Câncer, depressão e suicídio

O suicídio de pacientes com diagnóstico de tumores malignos é raro, mas não deixa de ser um perigo real

Por Riad Younes*

A recente morte do ator americano Robin Williams chamou a atenção do mundo todo sobre os riscos de pessoas com depressão e com uso crônico de drogas e bebidas alcoólicas de cometerem suicídio. Estudos foram amplamente discutidos na mídia que comprovam a maior incidência de tentativas de suicídio em pacientes com depressão grave, comparados com pessoas normais na sociedade.

Recentemente, no entanto, recebi a informação de familiares de que uma paciente também cometeu suicídio. Ela foi diagnosticada com câncer de pulmão, já espalhado para o fígado. Estava fazendo exames preliminares para iniciar a quimioterapia. Não chegou a receber a primeira dose do tratamento. Infelizmente ela morreu tragicamente.

Apesar de não ser uma ocorrência muito comum, o suicídio de pacientes com diagnóstico de tumores malignos é um risco real. O estresse psicológico da doença e a perspectiva de sofrimento, muitas vezes não realística, podem levar alguns pacientes a considerar seriamente em terminar com a própria vida.

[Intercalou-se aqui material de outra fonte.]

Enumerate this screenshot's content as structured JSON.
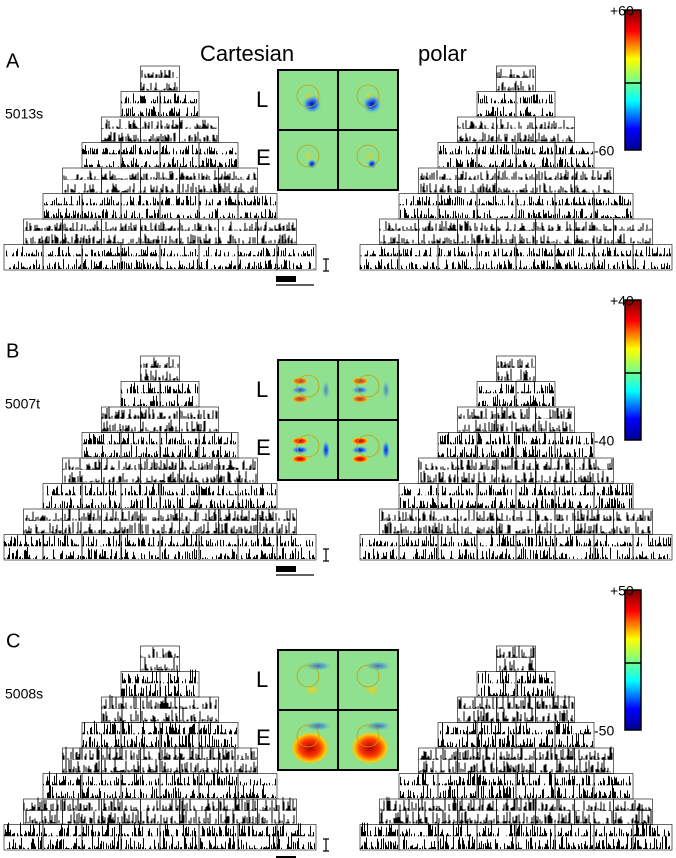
{
  "header": {
    "cartesian": "Cartesian",
    "polar": "polar"
  },
  "panels": [
    {
      "label": "A",
      "cell": "5013s",
      "rows": [
        "L",
        "E"
      ],
      "scale_max": "+60",
      "scale_min": "-60"
    },
    {
      "label": "B",
      "cell": "5007t",
      "rows": [
        "L",
        "E"
      ],
      "scale_max": "+40",
      "scale_min": "-40"
    },
    {
      "label": "C",
      "cell": "5008s",
      "rows": [
        "L",
        "E"
      ],
      "scale_max": "+50",
      "scale_min": "-50"
    }
  ]
}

Um grupo de cientistas do Instituto Karolinska, em Estocolmo, na Suécia, associado a colaboradores da Universidade Harvard, nos EUA, recentemente publicaram um estudo extenso na prestigiosa revista médica New England Journal of Medicine.

Durante mais de 15 anos, eles avaliaram mais de 6 milhões de suecos para determinar a possível associação com o diagnóstico de câncer e a morte precoce por doenças cardiovasculares ou suicídio. Comparados com as pessoas sem câncer, os pacientes com diagnóstico de tumores malignos tiveram risco significativamente elevado de suicídio. Observaram que o risco de um paciente cometer suicídio, na primeira semana após o diagnóstico, era 12 vezes maior que a população normal, e no primeiro ano era três vezes maior.

Em cada mil pessoas que saíram do consultório médico com a notícia de serem portadores de um câncer, estima-se que 2,5 pacientes acabem com a própria vida nos sete dias seguintes ao diagnóstico. Nesse mesmo estudo, houve também um aumento de mais de cinco vezes do risco de essas pessoas terem infarto. Os pesquisadores não incluíram nesse estudo estatísticas sobre pacientes que tentaram se matar, porém sem sucesso. Somente os óbitos confirmados foram analisados.

O fator que mais impactou o risco de morte precoce foi a informação de câncer avançado, disseminado pelo corpo. Exatamente o que a paciente acima teve. Por outro lado, à medida que o tempo passa e os tratamentos se sucedem, os pacientes apresentam uma queda drástica do risco de suicídio.

Os elevados números de mortes, ocorrendo imediatamente após o diagnóstico de câncer, foram considerados um alerta para as autoridades de saúde pública, assim como para os oncologistas. Recomenda-se rever as rotinas de abordagem dos pacientes nos centros de oncologia. A atenção relativa a problemas básicos psicológicos ou psiquiátricos devem fazer parte integrante da avaliação clínica dos doentes com câncer. A percepção de traços importantes de depressão ou de estresse emocional deverá ser o alerta para considerar acompanhamento psiquiátrico precoce.

Atualmente, a Organização Mundial da Saúde determinou que suicídios são, na maior parte das vezes, evitáveis. É obrigação de médicos e familiares atentarem aos momentos de maior fragilidade para proteger os pacientes com câncer mais vulneráveis.

*Riad Younes é médico, diretor clínio do Hospital Sírio-Libanês e professor da Faculdade de Medicina da USP.